If you watch The Act, naturally you’ll want to scream at Gypsy through the screen, telling her to just run away. It seems so easy looking in from the outside. But the repetition and consistency of Dee Dee’s delusions pushed onto Gypsy made it difficult for her to understand what was real and what wasn’t. She was brainwashed into thinking that she couldn’t leave.
Dee Dee needed Gypsy to be sick to fit into her narrative, providing her with shelter, money, and unlimited charitable donations. If Gypsy stopped being sick, Dee Dee would have to face her mental illness and she’d have to pay for her actions. As long as she was breathing, she would do anything to make sure that didn’t happen. That meant that Gypsy had to regularly shave her head, all of her teeth were extracted, she was forced to take several medications that she didn’t need, she was fed through a feeding tube, and she used a wheelchair. All of these extremes were 100% unneeded, but that was Gypsy’s life up until her early twenties, which happened to be what she thought was her teens as her mother lied to her about what year she was born so she would always think she was younger. Horror movies have nothing on the terror that lives inside some homes.
If you follow the real-life story, you’ll know that Gypsy Rose finally figured it all out. She started walking around at night when her mother would sleep and began online dating after getting access to a phone and a shared laptop.
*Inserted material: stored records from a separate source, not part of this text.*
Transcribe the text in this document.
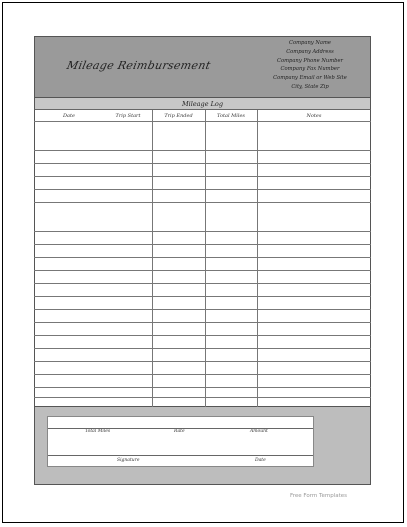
Mileage Reimbursement
Company Name
Company Address
Company Phone Number
Company Fax Number
Company Email or Web Site
City, State Zip
Mileage Log
Date	Trip Start	Trip Ended	Total Miles	Notes
Total Miles	Rate	Amount
Signature	Date
Free Form Templates
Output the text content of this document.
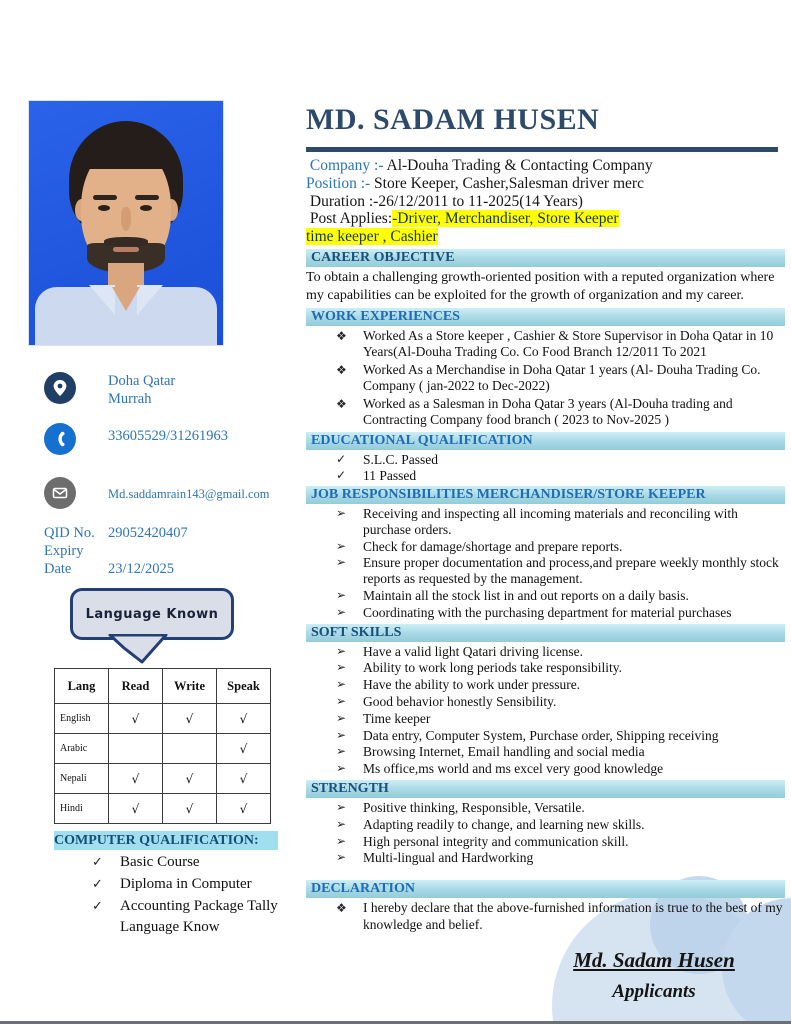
Doha Qatar
Murrah
33605529/31261963
Md.saddamrain143@gmail.com
QID No. 29052420407
Expiry
Date	23/12/2025
Language Known
Lang	Read	Write	Speak
English	√	√	√
Arabic			√
Nepali	√	√	√
Hindi	√	√	√
COMPUTER QUALIFICATION:
✓ Basic Course
✓ Diploma in Computer
✓ Accounting Package Tally Language Know
MD. SADAM HUSEN

Company :- Al-Douha Trading & Contacting Company

Position :- Store Keeper, Casher,Salesman driver merc

Duration :-26/12/2011 to 11-2025(14 Years)

Post Applies:-Driver, Merchandiser, Store Keeper

time keeper , Cashier

CAREER OBJECTIVE

To obtain a challenging growth-oriented position with a reputed organization where my capabilities can be exploited for the growth of organization and my career.

WORK EXPERIENCES
❖ Worked As a Store keeper , Cashier & Store Supervisor in Doha Qatar in 10 Years(Al-Douha Trading Co. Co Food Branch 12/2011 To 2021
❖ Worked As a Merchandise in Doha Qatar 1 years (Al- Douha Trading Co. Company ( jan-2022 to Dec-2022)
❖ Worked as a Salesman in Doha Qatar 3 years (Al-Douha trading and Contracting Company food branch ( 2023 to Nov-2025 )
EDUCATIONAL QUALIFICATION
✓ S.L.C. Passed
✓ 11 Passed
JOB RESPONSIBILITIES MERCHANDISER/STORE KEEPER
➢ Receiving and inspecting all incoming materials and reconciling with purchase orders.
➢ Check for damage/shortage and prepare reports.
➢ Ensure proper documentation and process,and prepare weekly monthly stock reports as requested by the management.
➢ Maintain all the stock list in and out reports on a daily basis.
➢ Coordinating with the purchasing department for material purchases
SOFT SKILLS
➢ Have a valid light Qatari driving license.
➢ Ability to work long periods take responsibility.
➢ Have the ability to work under pressure.
➢ Good behavior honestly Sensibility.
➢ Time keeper
➢ Data entry, Computer System, Purchase order, Shipping receiving
➢ Browsing Internet, Email handling and social media
➢ Ms office,ms world and ms excel very good knowledge
STRENGTH
➢ Positive thinking, Responsible, Versatile.
➢ Adapting readily to change, and learning new skills.
➢ High personal integrity and communication skill.
➢ Multi-lingual and Hardworking
DECLARATION
❖ I hereby declare that the above-furnished information is true to the best of my knowledge and belief.
Md. Sadam Husen
Applicants
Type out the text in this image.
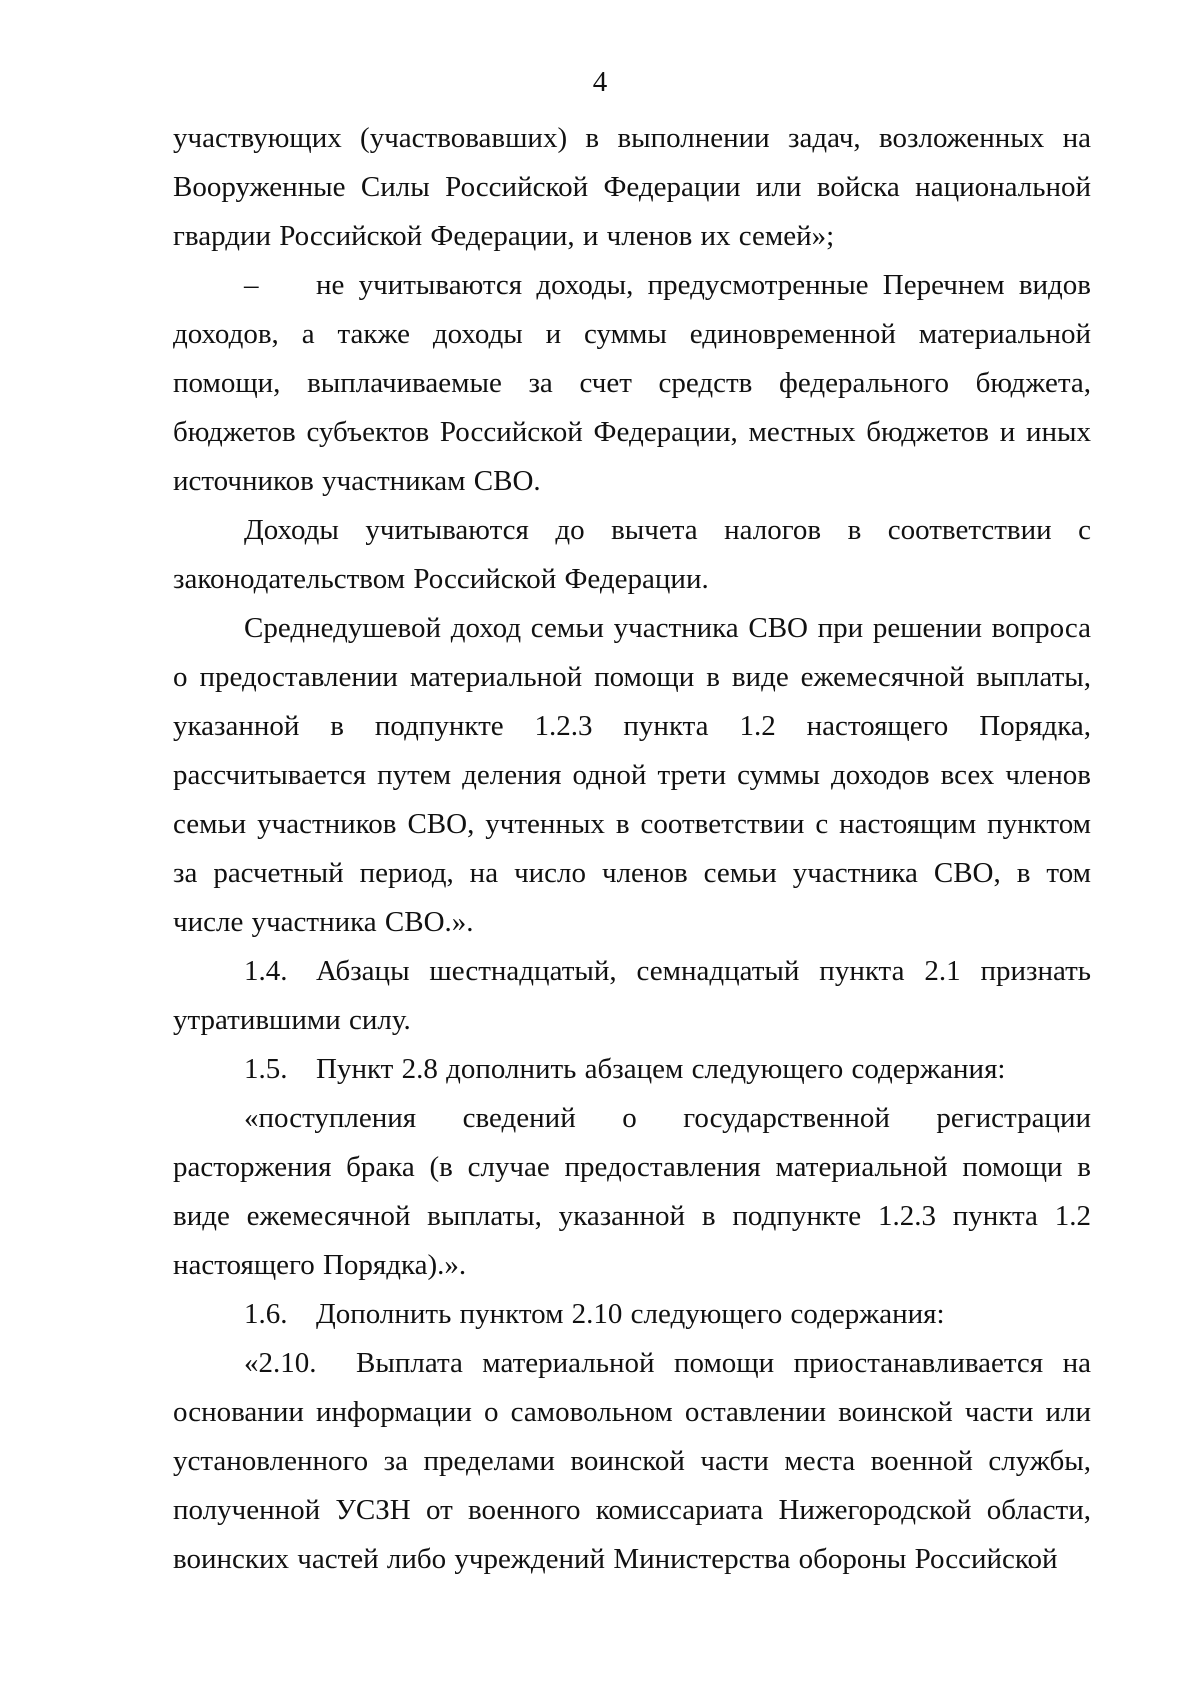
4

участвующих (участвовавших) в выполнении задач, возложенных на Вооруженные Силы Российской Федерации или войска национальной гвардии Российской Федерации, и членов их семей»;

– не учитываются доходы, предусмотренные Перечнем видов доходов, а также доходы и суммы единовременной материальной помощи, выплачиваемые за счет средств федерального бюджета, бюджетов субъектов Российской Федерации, местных бюджетов и иных источников участникам СВО.

Доходы учитываются до вычета налогов в соответствии с законодательством Российской Федерации.

Среднедушевой доход семьи участника СВО при решении вопроса о предоставлении материальной помощи в виде ежемесячной выплаты, указанной в подпункте 1.2.3 пункта 1.2 настоящего Порядка, рассчитывается путем деления одной трети суммы доходов всех членов семьи участников СВО, учтенных в соответствии с настоящим пунктом за расчетный период, на число членов семьи участника СВО, в том числе участника СВО.».

1.4. Абзацы шестнадцатый, семнадцатый пункта 2.1 признать утратившими силу.

1.5. Пункт 2.8 дополнить абзацем следующего содержания:

«поступления сведений о государственной регистрации расторжения брака (в случае предоставления материальной помощи в виде ежемесячной выплаты, указанной в подпункте 1.2.3 пункта 1.2 настоящего Порядка).».

1.6. Дополнить пунктом 2.10 следующего содержания:

«2.10. Выплата материальной помощи приостанавливается на основании информации о самовольном оставлении воинской части или установленного за пределами воинской части места военной службы, полученной УСЗН от военного комиссариата Нижегородской области, воинских частей либо учреждений Министерства обороны Российской
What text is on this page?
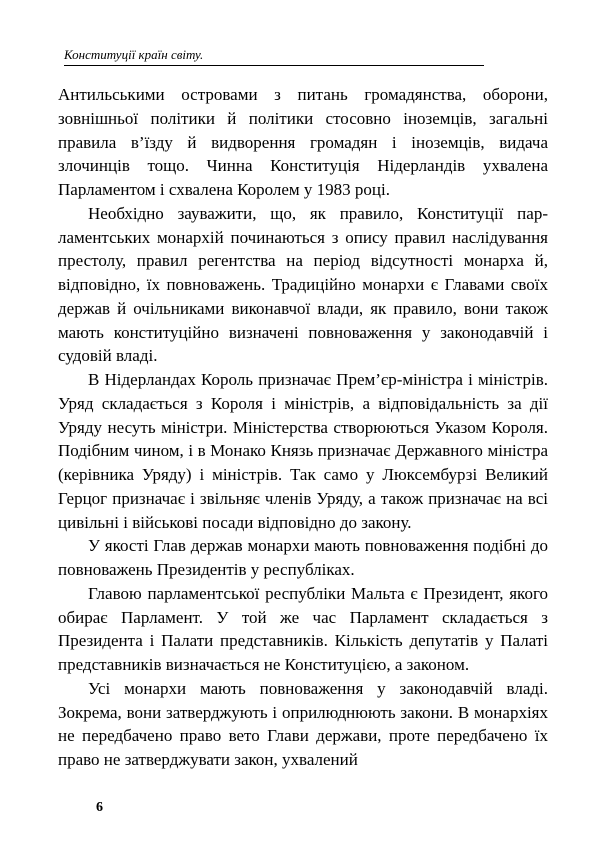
Конституції країн світу.

Антильськими островами з питань громадянства, оборони, зовнішньої політики й політики стосовно іноземців, загальні правила в’їзду й видворення громадян і іноземців, видача злочинців тощо. Чинна Конституція Нідерландів ухвалена Парламентом і схвалена Королем у 1983 році.

Необхідно зауважити, що, як правило, Конституції парламентських монархій починаються з опису правил наслідування престолу, правил регентства на період відсутності монарха й, відповідно, їх повноважень. Традиційно монархи є Главами своїх держав й очільниками виконавчої влади, як правило, вони також мають конституційно визначені повноваження у законодавчій і судовій владі.

В Нідерландах Король призначає Прем’єр-міністра і міністрів. Уряд складається з Короля і міністрів, а відповідальність за дії Уряду несуть міністри. Міністерства створюються Указом Короля. Подібним чином, і в Монако Князь призначає Державного міністра (керівника Уряду) і міністрів. Так само у Люксембурзі Великий Герцог призначає і звільняє членів Уряду, а також призначає на всі цивільні і військові посади відповідно до закону.

У якості Глав держав монархи мають повноваження подібні до повноважень Президентів у республіках.

Главою парламентської республіки Мальта є Президент, якого обирає Парламент. У той же час Парламент складається з Президента і Палати представників. Кількість депутатів у Палаті представників визначається не Конституцією, а законом.

Усі монархи мають повноваження у законодавчій владі. Зокрема, вони затверджують і оприлюднюють закони. В монархіях не передбачено право вето Глави держави, проте передбачено їх право не затверджувати закон, ухвалений

6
She entered a relationship and was able to convince her online boyfriend to murder her mother. For Gypsy, that was her way out. Was it her only way out? I don’t think that’s for us to judge. No one other than Dee Dee or Gypsy will know the level of abuse that took place for 24 years.
But now after being a prisoner her entire life at home, she’s a prisoner behind bars. She was psychologically tricked into thinking she was trapped all those years with her mother after being fed both delusions and medication she didn’t need, paired with physical abuse that conditioned her to stay fearful. I don’t know what Gypsy’s fate should be, but after watching The Act and researching the surplus of information on this story, it doesn’t seem right that Gypsy’s entire life has involved imprisonment. And now, her father and stepmother, who weren’t in the picture until now mainly due to Dee Dee, have planted themselves in her narrative and begun speaking on her behalf as she’s trapped in a cell.
I think more than anything, Gypsy Rose Blanchard, as a human being, deserves to speak for herself and deserves to not be a prisoner. She deserves to understand freedom. This doesn’t condone her behavior or her part in a murder, but it’s clear she’s never really had the opportunity to speak and act for herself without fear. She was dealt with an exceptionally devastating hand and hasn’t had the chance to start a life of her own. It’s a travesty for a human being to not even have the chance. It’s a tragedy that imprisonment has been her entire experience.
I’m not sure what a second chance looks like for Gypsy, but I hope she gets it. She deserves to have a say in something instead of nothing.
For adults struggling with mental illness, think about the impact it has on your children if it applies. Whether mental illness is passed down or not, if it goes untreated and you have children, it will impact their lives for the worse. So if not for yourself, do it for them.